Под конец ее голос перешел на визг – явный отказ принять прошлое как нечто необратимо ушедшее. А вначале, когда она только пустилась в повествование, на ее лице промелькнуло что‑ то, что можно было принять за готовность и даже страстное желание освободиться от тирании памяти и выбраться из застенков безвозвратно минувшего. И Грегориус рискнул.

– Он уже не изучает железные дороги, Адриана. И давно не ходит к Жуану. И давным‑ давно не практикует. Амадеу умер, Адриана. И вы это знаете. Он умер от аневризмы. Тридцать один год назад, на середине жизненного пути. На Руа‑ Аугуста. Вам позвонили и сообщили об этом. – Грегориус показал на напольные часы. – В шесть часов двадцать три минуты. Так это было, да?

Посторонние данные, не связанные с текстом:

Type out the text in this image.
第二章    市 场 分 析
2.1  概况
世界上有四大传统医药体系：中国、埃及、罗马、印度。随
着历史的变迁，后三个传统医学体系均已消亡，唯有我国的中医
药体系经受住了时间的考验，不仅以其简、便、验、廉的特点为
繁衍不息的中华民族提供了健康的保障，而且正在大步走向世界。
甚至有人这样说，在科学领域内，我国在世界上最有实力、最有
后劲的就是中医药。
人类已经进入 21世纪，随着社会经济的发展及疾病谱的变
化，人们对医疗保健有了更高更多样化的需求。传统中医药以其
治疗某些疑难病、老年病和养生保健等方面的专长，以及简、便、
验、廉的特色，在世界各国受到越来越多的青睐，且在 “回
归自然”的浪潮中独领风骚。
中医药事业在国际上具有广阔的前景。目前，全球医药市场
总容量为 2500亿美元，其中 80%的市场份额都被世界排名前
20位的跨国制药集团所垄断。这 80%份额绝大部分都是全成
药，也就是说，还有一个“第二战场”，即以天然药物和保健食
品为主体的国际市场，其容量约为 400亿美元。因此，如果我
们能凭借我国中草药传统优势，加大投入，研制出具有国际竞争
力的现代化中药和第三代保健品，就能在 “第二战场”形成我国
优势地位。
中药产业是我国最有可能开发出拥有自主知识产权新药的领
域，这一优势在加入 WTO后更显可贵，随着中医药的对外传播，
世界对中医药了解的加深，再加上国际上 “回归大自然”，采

У Грегориуса закружилась голова, и он ухватился за спинку стула. У него не хватит сил выдержать ту картину, которую он наблюдал в кабинете Амадеу на прошлой неделе. Как только головокружение прекратится, он уйдет отсюда и никогда больше не вернется. Ну почему, Господи помилуй, он решил, что это его долг – вызволить из застывшего прошлого и вернуть в день сегодняшний эту женщину, до которой ему нет дела? По какому праву он вознамерился снять печать с ее души? Как только ему пришла в голову эта сумасбродная идея!

В салоне повисла тишина. Приступ отпустил, и Грегориус открыл глаза. Адриана, беспомощно осевшая, сидела на диване и, закрыв руками лицо, плакала. Ее худенькое тело содрогалось, руки с темными набухшими венами дрожали. Грегориус подсел к ней и обнял за плечи. Слезы хлынули из нее с новой силой, она прижалась к нему. Постепенно рыдания стихли, навалилась усталость и изнеможение.

Когда она выпрямилась, чтобы достать носовой платок, Грегориус поднялся и пошел к часам. Медленно‑ медленно, как в замедленной киносъемке, он открыл стекло на циферблате и поставил точное время. Повернуться он не отваживался: одно неосторожное движение, один неверный взгляд – и все рухнет. С легким щелчком стекло встало на место. Грегориус открыл шкафчик внизу и запустил маятник. Часы затикали громче, чем он ожидал. Теперь в салоне слышалось только это тиканье. Начался новый отсчет времени.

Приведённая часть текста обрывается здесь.